After just having read Seth Roberts' blog post about The Willat Effect (the hedonic change caused by side-by-side comparison of similar things), it was interesting to see Xeni's post about the side-by-side comparison of video shot with the iPhone 4S vs the Canon 5d MKII.
I discovered the Willat Effect when my friend Carl Willat offered me five different limoncellos side by side. Knowing that he likes it, his friends had given them to him. Perhaps three were homemade, two store-bought. I’d had plenty of limoncello before that, but always one version at a time. Within seconds of tasting the five versions side by side, I came to like two of them (with more complex flavors) more than the rest. One or two of them I started to dislike. When you put two similar things next to each other, of course you see their differences more clearly. What’s impressive is the hedonic change.

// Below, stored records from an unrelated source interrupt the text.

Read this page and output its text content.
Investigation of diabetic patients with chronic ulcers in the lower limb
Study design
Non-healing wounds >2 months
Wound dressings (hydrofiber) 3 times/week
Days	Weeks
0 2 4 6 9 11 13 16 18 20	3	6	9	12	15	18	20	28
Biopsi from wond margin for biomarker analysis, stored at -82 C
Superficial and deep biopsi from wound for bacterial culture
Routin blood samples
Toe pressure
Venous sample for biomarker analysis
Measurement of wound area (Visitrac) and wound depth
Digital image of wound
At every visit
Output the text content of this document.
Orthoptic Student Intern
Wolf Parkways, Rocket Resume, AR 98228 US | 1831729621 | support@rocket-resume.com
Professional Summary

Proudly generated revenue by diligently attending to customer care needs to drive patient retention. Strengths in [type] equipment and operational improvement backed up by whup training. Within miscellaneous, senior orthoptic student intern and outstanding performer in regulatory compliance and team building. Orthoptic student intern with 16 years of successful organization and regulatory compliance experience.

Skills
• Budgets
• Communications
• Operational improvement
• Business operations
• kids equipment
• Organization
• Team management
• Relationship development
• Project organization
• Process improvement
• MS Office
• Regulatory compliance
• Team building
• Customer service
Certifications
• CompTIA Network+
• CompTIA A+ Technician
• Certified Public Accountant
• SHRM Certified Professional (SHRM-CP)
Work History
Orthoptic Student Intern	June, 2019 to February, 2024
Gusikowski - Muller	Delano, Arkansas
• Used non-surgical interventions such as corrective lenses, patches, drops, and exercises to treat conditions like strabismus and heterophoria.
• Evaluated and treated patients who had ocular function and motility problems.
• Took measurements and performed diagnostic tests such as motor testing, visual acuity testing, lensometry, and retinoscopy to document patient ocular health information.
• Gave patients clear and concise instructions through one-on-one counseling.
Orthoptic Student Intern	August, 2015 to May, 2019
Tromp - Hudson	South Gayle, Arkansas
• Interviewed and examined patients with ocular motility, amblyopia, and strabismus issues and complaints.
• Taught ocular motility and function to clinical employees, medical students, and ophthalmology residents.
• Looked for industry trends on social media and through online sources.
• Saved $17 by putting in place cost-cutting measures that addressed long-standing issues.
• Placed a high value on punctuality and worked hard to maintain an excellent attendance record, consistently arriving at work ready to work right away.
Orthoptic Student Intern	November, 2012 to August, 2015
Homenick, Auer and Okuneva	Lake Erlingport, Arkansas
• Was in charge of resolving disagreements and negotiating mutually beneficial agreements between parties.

The Willat Effect supports my ideas about human evolution because it pushes people toward connoisseurship. (I predict it won’t occur with animals.) The fact that repeating elements are found in so many decorating schemes and patterns meant to be pretty (e.g., wallpapers, textile patterns, rugs, choreography) suggests that we get pleasure from putting similar things side by side — the very state that produces the Willat Effect. According to my theory of human evolution, connoisseurship evolved because it created demand for hard-to-make goods, which helped the most skilled artisans make a living. Carl’s limoncello tasting made me a mini-connoisseur of limoncello. I started buying it much more often and bought more expensive brands, thus helping the best limoncello makers make a living. Connoisseurs turn surplus into innovation by giving the most skilled artisans more time and freedom to innovate.